Tirado de aldeia ainda bebê, taxista sente falta do que nunca pode viver

Paulo veio com a família para Campo Grande, e na capital, pouco tempo depois, ele começou a trabalhar

23 SET 2017 - 08h10min
Mariana Lopes - CG News

A recordação é bastante vaga. Mas as origens fazem o taxista ter saudade daquilo que ele nunca pôde viver. Paulo Sérgio de Almeida Velasques nasceu em 1985, em uma aldeia próxima a Rio Brilhante, no interior de Mato Grosso do Sul. Essa é uma das poucas informações que ele tem a respeito da própria história.

"Minha avó materna era indígena, minha mãe também foi criada na aldeia e ela engravidou de mim quando tinha uns 13 anos", conta Paulo. Poucos dias após o parto, a família se mudou para Rio Brilhante, onde ele foi registrado, e deixou para trás as suas raízes.

Aos 5 anos de idade, mais uma mudança. Paulo veio com a família para Campo Grande, e na capital, pouco tempo depois, ele começou a trabalhar. Junto aos dois irmãos, ele conta que vendia amendoim nas ruas.

De lá para cá, ele já foi estoquista, operador de caixa, repositor, entre tantas outras funções que exerceu em diferentes lugares. Hoje, Paulo é taxista, mas o sonho dele mesmo é um dia conseguir trabalhar com a terra.

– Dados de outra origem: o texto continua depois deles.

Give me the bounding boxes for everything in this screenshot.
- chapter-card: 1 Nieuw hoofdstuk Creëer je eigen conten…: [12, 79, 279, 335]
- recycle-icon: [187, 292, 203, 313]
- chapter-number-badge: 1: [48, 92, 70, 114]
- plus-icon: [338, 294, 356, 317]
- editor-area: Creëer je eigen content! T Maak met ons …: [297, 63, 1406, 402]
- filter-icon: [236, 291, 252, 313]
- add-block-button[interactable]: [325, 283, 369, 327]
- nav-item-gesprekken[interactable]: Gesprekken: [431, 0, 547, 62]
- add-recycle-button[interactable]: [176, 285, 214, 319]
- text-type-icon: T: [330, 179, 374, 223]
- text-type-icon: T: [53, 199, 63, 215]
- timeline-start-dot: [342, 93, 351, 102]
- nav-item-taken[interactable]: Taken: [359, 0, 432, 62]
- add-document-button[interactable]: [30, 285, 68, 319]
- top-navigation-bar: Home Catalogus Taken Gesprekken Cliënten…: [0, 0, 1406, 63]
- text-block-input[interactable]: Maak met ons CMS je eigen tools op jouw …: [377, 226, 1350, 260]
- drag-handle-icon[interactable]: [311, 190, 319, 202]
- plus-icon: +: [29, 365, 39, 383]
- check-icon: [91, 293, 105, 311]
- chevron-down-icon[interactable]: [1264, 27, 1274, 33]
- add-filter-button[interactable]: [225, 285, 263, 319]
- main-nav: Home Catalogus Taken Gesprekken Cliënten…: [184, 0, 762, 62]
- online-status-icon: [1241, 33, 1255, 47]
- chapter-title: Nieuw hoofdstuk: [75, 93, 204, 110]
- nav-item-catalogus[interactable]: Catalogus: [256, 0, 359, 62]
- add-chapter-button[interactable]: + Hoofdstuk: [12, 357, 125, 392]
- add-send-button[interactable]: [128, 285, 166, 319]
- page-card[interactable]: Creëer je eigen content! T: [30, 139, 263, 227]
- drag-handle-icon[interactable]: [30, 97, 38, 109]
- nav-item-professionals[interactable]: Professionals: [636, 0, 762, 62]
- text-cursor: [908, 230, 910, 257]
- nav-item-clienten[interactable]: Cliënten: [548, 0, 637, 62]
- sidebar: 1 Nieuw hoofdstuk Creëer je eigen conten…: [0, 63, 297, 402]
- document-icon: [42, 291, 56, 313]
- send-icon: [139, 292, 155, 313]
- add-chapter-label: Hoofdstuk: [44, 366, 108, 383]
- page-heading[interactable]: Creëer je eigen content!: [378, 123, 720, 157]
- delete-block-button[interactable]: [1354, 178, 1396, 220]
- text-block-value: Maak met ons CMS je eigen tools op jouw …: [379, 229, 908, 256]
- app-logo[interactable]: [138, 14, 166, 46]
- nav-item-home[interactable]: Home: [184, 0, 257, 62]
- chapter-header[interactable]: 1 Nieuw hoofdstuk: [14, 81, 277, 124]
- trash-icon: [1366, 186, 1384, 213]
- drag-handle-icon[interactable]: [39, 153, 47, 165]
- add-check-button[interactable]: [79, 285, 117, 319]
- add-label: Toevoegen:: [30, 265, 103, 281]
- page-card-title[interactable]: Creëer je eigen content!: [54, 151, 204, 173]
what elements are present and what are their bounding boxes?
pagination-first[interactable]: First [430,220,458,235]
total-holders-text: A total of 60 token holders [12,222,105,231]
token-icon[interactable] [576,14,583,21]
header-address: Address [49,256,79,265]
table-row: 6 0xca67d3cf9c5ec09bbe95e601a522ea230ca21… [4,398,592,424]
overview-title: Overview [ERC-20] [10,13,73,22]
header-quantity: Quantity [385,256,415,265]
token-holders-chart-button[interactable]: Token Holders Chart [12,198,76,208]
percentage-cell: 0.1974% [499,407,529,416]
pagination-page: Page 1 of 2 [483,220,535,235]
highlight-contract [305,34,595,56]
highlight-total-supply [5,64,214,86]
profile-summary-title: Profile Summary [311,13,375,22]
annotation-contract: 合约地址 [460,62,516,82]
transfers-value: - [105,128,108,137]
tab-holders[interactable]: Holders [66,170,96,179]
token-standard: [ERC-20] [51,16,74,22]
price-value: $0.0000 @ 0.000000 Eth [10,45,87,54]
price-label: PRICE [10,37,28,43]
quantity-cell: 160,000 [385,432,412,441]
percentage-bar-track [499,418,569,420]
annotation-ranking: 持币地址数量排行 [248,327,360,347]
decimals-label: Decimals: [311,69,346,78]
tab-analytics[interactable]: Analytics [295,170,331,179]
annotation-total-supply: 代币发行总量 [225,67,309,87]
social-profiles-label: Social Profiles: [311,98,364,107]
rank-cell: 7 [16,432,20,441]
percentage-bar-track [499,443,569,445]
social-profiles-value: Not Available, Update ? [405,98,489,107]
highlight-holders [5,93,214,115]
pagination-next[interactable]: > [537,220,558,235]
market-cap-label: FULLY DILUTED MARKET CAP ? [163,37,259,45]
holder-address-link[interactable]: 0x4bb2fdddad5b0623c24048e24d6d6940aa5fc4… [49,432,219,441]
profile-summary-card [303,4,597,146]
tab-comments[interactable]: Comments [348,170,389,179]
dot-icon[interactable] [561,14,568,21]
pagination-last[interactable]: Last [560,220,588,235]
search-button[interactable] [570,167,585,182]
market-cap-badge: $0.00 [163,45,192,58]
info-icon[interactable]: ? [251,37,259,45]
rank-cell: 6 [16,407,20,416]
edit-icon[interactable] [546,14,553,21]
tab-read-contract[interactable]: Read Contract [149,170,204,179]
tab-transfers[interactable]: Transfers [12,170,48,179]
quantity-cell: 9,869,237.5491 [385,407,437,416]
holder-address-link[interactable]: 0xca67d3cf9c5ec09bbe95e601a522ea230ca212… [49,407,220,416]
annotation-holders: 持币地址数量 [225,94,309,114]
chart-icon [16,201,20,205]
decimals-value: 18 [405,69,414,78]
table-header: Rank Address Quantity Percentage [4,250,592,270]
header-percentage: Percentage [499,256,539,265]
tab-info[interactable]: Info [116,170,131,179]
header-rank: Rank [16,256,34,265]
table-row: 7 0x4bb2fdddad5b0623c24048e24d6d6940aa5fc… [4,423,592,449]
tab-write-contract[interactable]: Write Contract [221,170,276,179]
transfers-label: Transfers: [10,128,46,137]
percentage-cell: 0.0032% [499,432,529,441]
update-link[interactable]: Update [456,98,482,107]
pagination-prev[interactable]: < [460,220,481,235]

"Tenho vontade de morar no mato, gosto da natureza, de plantar, pescar", desabafa Paulo. Sobre isso, ele tem certeza que são laços com suas raízes. "Nunca me ensinaram, mas sempre gostei de fazer meus remédios, por exemplo, na minha casa é tudo caseiro, faço com plantas, frutos, tudo direto da terra, da natureza", explica.

Sempre que viaja para o interior do Estado, quando tem a oportunidade de se aproximar de regiões de aldeias, ele sempre especula a respeito da cultura de sua família. E no final das contas, o sentimento é sempre o mesmo, uma nostalgia daquilo que nunca viveu.

"Sinto falta nem sei do que, porque não vivi, só sei que eu poderia ter tido uma vida diferente", questiona. Mas apesar da falta, Paulo não vive de lamentações. Mas sim de orgulho de suas raízes, cultura e história.

Ele tem certeza que a aldeia onde nasceu nem existe mais. Porém, hoje o que conta é o sangue indígena que corre nas veias. E isso é um dos motivos que o riso vem fácil sempre que ele fala de onde veio.